Make sure that you have configured the desired catalogs to avoid restarts before creating a cluster. Use the Create cluster button above the list of clusters and proceed with the following steps:

  1. Set the Cluster name to a meaningful name for users.
  2. Configure the Cluster size from the available sizes.
  3. Select between Standard and Batch cluster type.
  4. Configure the Idle shutdown time to enable automatic suspension of the inactive cluster or choose Never suspend.
  5. Add one or more Catalogs to provide access to the configured data sources to users in this cluster. The catalogs all needs to be using the same cloud provider and region as the cluster itself.
  6. Choose the Cloud provider region to use for deploying and running the cluster.
  7. Decide on the roles to grant access to the cluster and configure access with Grant access to with role(s).
  8. Click Create cluster to save the configuration to the list of clusters as a stopped cluster.
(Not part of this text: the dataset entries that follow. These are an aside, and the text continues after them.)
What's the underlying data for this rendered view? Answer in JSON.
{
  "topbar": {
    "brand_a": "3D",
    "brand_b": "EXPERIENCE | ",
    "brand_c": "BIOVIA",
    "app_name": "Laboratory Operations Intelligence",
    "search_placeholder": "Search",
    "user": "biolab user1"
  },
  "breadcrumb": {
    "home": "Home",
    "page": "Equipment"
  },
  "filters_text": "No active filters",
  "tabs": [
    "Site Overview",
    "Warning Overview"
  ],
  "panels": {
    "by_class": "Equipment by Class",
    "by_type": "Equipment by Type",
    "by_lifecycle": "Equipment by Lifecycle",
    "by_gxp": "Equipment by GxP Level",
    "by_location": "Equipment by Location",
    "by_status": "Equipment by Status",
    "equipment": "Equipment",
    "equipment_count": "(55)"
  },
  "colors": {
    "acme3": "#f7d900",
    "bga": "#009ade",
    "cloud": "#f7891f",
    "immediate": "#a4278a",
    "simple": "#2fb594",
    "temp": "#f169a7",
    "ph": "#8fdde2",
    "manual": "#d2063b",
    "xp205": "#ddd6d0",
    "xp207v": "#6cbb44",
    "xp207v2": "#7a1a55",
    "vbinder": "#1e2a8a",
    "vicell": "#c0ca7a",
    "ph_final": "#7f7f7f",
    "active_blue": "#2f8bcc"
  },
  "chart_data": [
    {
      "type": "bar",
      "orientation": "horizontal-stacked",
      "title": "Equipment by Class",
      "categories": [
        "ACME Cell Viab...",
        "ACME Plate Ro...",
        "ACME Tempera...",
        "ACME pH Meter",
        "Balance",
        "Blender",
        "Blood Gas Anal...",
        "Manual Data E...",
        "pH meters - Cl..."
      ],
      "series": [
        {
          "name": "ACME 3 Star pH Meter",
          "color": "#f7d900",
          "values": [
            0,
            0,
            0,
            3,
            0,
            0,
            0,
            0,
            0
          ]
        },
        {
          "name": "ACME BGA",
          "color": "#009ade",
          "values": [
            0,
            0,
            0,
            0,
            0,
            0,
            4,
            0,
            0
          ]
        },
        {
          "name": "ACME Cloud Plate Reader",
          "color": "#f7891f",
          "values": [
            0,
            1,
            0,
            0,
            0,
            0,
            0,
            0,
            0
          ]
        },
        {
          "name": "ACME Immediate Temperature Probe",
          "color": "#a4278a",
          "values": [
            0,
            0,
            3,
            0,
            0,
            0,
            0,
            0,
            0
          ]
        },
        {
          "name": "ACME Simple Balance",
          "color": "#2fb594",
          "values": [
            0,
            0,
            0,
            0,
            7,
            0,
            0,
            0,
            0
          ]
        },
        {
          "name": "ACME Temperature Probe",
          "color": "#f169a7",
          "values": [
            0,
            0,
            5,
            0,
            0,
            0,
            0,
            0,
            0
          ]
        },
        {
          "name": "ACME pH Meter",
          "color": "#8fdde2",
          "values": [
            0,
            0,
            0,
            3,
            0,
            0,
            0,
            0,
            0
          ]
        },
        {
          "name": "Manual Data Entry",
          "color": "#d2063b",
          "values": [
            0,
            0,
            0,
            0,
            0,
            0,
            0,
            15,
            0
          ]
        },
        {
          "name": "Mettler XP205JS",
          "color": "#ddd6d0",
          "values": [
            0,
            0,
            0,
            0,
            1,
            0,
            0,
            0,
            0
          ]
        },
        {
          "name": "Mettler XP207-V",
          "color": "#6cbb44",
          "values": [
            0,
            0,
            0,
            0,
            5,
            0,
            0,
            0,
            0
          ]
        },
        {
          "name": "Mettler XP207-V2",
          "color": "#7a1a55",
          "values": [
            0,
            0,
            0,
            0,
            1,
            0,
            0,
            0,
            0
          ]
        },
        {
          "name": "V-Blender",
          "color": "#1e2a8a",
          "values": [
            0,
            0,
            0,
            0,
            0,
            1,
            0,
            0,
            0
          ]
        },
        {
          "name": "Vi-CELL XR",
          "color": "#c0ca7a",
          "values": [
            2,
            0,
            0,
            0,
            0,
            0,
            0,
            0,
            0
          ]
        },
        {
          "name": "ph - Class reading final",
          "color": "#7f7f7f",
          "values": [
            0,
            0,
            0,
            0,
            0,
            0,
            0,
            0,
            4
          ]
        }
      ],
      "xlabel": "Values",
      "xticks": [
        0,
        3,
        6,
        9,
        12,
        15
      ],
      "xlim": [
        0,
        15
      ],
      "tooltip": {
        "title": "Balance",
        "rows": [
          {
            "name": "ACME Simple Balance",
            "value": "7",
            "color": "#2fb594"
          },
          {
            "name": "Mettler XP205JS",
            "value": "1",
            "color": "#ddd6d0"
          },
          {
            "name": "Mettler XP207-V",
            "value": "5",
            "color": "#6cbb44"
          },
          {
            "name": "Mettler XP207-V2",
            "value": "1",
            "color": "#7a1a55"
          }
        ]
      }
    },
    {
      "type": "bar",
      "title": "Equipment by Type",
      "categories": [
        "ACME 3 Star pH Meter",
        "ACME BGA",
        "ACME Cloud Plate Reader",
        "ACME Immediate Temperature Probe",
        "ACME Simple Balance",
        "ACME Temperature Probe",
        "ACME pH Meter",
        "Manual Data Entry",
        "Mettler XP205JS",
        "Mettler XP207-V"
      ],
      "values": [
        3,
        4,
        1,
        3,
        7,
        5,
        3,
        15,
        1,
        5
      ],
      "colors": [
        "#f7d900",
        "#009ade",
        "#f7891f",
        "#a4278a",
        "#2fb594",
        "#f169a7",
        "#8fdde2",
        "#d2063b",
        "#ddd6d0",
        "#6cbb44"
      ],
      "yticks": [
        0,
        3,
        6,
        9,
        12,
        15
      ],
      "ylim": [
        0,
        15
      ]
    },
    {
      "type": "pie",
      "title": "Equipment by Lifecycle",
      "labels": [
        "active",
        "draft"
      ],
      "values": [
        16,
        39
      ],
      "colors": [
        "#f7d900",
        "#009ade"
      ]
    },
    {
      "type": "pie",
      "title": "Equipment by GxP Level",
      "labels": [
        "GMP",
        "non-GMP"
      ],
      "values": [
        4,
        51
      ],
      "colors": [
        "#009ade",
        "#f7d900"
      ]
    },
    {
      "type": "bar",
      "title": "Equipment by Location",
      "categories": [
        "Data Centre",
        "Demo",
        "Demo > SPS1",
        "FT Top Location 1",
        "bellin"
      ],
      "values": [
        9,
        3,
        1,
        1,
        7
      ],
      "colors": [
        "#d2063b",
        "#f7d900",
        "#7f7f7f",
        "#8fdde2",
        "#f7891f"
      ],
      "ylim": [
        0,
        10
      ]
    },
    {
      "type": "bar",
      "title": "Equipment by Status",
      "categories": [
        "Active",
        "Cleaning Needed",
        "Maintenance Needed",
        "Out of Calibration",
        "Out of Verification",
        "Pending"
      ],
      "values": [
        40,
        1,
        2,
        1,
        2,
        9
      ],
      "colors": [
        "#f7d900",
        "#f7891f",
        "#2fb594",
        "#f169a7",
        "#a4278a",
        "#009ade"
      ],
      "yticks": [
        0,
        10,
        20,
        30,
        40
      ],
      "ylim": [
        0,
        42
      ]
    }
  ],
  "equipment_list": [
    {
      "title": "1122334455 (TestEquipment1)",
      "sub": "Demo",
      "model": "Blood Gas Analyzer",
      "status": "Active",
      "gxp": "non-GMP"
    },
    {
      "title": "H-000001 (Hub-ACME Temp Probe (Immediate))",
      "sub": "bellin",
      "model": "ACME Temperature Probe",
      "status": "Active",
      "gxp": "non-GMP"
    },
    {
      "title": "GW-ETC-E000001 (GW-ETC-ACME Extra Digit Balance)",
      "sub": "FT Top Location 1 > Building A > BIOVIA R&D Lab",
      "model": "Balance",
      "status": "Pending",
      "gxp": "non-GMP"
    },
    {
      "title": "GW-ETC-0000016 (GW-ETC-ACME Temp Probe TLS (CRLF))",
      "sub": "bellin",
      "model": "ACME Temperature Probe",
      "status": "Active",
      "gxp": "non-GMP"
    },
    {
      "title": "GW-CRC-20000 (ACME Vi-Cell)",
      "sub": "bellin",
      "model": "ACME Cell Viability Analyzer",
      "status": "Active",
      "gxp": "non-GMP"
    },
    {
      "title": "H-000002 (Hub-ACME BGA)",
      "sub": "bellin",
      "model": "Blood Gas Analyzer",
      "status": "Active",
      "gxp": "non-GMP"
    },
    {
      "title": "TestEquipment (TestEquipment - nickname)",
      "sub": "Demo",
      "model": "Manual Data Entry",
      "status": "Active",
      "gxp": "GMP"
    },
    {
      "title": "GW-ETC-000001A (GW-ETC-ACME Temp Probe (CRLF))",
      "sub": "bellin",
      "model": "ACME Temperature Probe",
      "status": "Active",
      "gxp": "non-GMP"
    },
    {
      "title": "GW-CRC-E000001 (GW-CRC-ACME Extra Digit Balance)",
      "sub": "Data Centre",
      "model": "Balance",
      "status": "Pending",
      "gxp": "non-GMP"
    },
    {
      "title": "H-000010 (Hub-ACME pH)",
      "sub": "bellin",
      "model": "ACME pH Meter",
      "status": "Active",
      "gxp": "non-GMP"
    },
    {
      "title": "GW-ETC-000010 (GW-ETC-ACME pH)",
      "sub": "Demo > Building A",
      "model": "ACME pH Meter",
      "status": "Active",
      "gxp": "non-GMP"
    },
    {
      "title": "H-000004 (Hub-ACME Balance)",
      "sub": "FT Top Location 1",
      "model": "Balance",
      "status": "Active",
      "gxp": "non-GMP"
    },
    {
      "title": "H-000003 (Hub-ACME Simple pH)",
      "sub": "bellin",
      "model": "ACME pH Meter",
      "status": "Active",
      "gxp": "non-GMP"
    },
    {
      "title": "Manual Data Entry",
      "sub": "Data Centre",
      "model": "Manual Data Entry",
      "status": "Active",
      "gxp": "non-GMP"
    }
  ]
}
If desired, proceed to start the cluster and configure a cluster schedule.

Start a cluster #

Use the Start button in the list of clusters.

A started cluster can automatically transition between running and suspended status depending a defined cluster schedule.

Stop a cluster #

Use the Stop button in the list of clusters. You need to stop a cluster to be able to delete it.

A stopped cluster has to be started manually. Any defined cluster schedule does not start a cluster.

Edit a cluster #

Use the Edit cluster option available with the button, or the button in the list of clusters to access the edit view.

You can change the configuration of a cluster without affecting your users and any running queries. Many changes, such as adding catalogs, changing size, or changing cloud region, require a new cluster.

Use the Update button in the list of clusters to apply the configuration changes. The new cluster is created transparently and new queries are transferred to it as soon as it is ready. At the same time running queries continue to operate and complete on the existing cluster.

Delete a cluster #

Before you can delete a cluster, you must stop it in the list of clusters. Once stopped, you can delete the cluster with the Delete cluster option in the drop down from the list. Alternatively, you can access the edit view for the cluster and use the Delete cluster button at the bottom of the view.